Kitabın, ondan kopar kopmaz, kendi başına bir yaşam sürmesi hep yeniden şaşırtır yazarı, sanki bir böceğin bir parçası ayrılmış da şimdi kendi yoluna gidiyormuş gibi gelir yazara. Belki neredeyse tamamen unutur kitabı, belki karşı çıkar o kitapta yazılı görüşlere, belki de artık anlamıyordur onu ve yitirmiştir artık o zamanlar o kitabı düşünürken uçtuğu kanatları: bu sırada kitap kendi okurlarını arar, yaşam verir, mutlu kılar, korkutur, yeni yapıtlar üretir, niyetlerin ve eylemlerin ruhu olur -kısacası: akıl ve ruhla donatılmış bir varlık gibi yaşar ama bir insan değildir yine de.
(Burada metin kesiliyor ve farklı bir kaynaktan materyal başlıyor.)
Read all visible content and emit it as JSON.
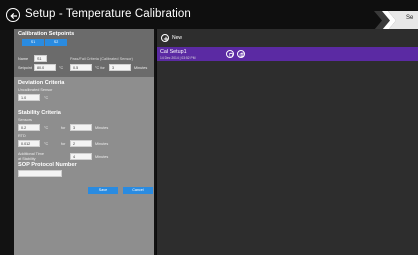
{
  "header": {
    "title": "Setup  -  Temperature  Calibration",
    "breadcrumb_tab": "Se"
  },
  "form": {
    "calibration_setpoints": {
      "heading": "Calibration Setpoints",
      "tabs": [
        "S1",
        "S2"
      ],
      "name_label": "Name",
      "name_value": "S1",
      "reference_label": "Setpoint",
      "reference_value": "80.0",
      "reference_unit": "°C",
      "range_label": "Pass/Fail Criteria (Calibrated Sensor)",
      "range_from": "0.5",
      "range_to_label": "°C for",
      "range_minutes": "3",
      "range_minutes_unit": "Minutes"
    },
    "deviation_criteria": {
      "heading": "Deviation Criteria",
      "label": "Uncalibrated Sensor",
      "value": "1.0",
      "unit": "°C"
    },
    "stability_criteria": {
      "heading": "Stability Criteria",
      "sensors_label": "Sensors",
      "sensors_value": "0.2",
      "sensors_unit": "°C",
      "sensors_for": "for",
      "sensors_minutes": "3",
      "sensors_minutes_unit": "Minutes",
      "rtd_label": "RTD",
      "rtd_value": "0.012",
      "rtd_unit": "°C",
      "rtd_for": "for",
      "rtd_minutes": "2",
      "rtd_minutes_unit": "Minutes",
      "additional_label_1": "Additional Time",
      "additional_label_2": "at Stability",
      "additional_value": "4",
      "additional_unit": "Minutes"
    },
    "sop": {
      "heading": "SOP Protocol Number",
      "value": ""
    },
    "save_label": "Save",
    "cancel_label": "Cancel"
  },
  "list": {
    "new_label": "New",
    "items": [
      {
        "title": "Cal Setup1",
        "date": "14 Dec 2014 | 03:52 PM"
      }
    ]
  },
  "colors": {
    "accent_blue": "#2a8be0",
    "selected_purple": "#5b2aa3",
    "form_bg": "#8e8e8e"
  },
  "icons": [
    "back-arrow-icon",
    "plus-icon",
    "delete-icon",
    "copy-icon"
  ]
}
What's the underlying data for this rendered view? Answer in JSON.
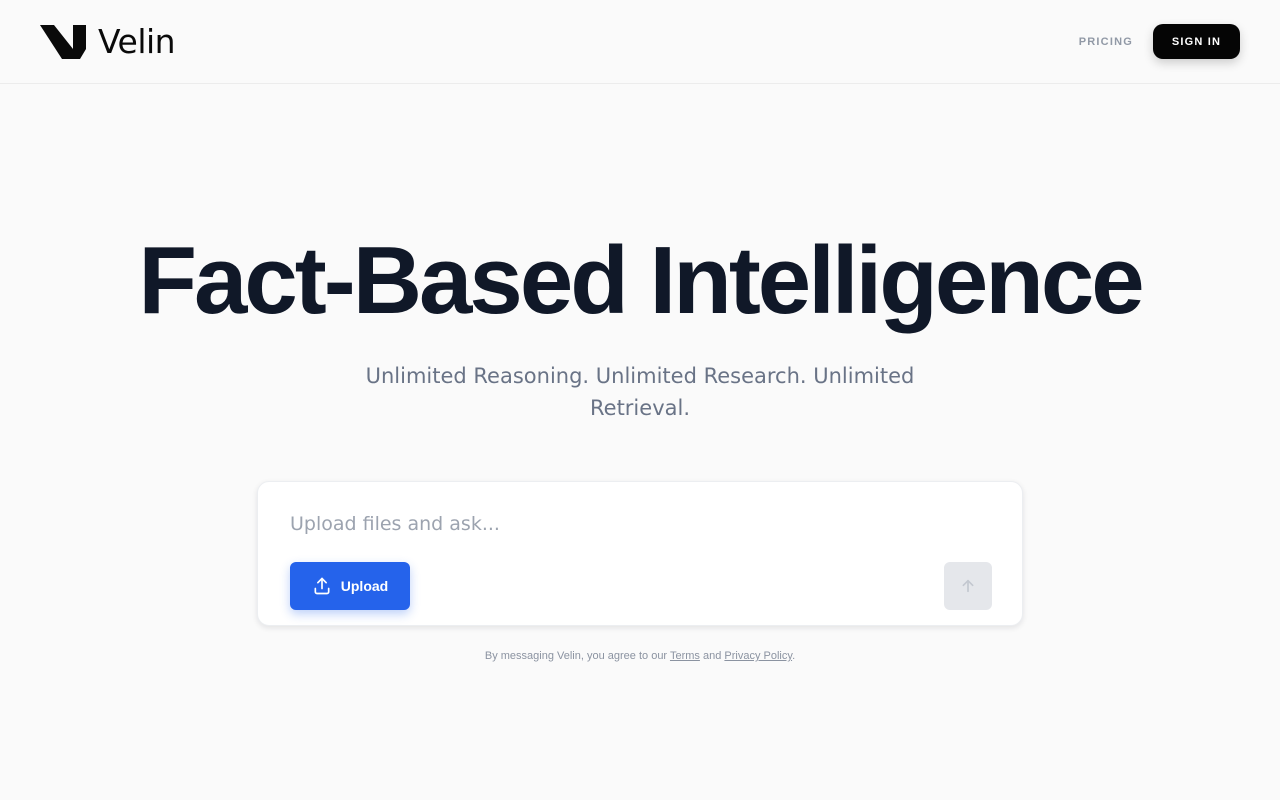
{
  "header": {
    "brand": "Velin",
    "logo_icon": "velin-v-logo-icon",
    "nav": {
      "pricing_label": "PRICING"
    },
    "signin_label": "SIGN IN"
  },
  "hero": {
    "title": "Fact-Based Intelligence",
    "subtitle": "Unlimited Reasoning. Unlimited Research. Unlimited Retrieval."
  },
  "composer": {
    "input_value": "",
    "placeholder": "Upload files and ask...",
    "upload_label": "Upload",
    "upload_icon": "upload-icon",
    "send_icon": "arrow-up-icon"
  },
  "footer": {
    "prefix": "By messaging Velin, you agree to our",
    "terms_label": "Terms",
    "and_text": "and",
    "privacy_label": "Privacy Policy",
    "suffix": "."
  },
  "colors": {
    "background": "#fafafa",
    "title": "#101828",
    "subtitle": "#697386",
    "primary": "#2563eb",
    "signin_bg": "#050505",
    "send_disabled": "#e5e7eb"
  }
}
-En şanslı yazar, yaşlandığında, kendisindeki yaşam veren, güçlendiren, isyan eden, aydınlatan düşüncelerin ve duyguların tümünün de yazıların da devam ettiğini, kendisinin sadece gri bir kül olduğunu, ateşinin her yere taşınıp kurtarıldığını söyleyebilendir.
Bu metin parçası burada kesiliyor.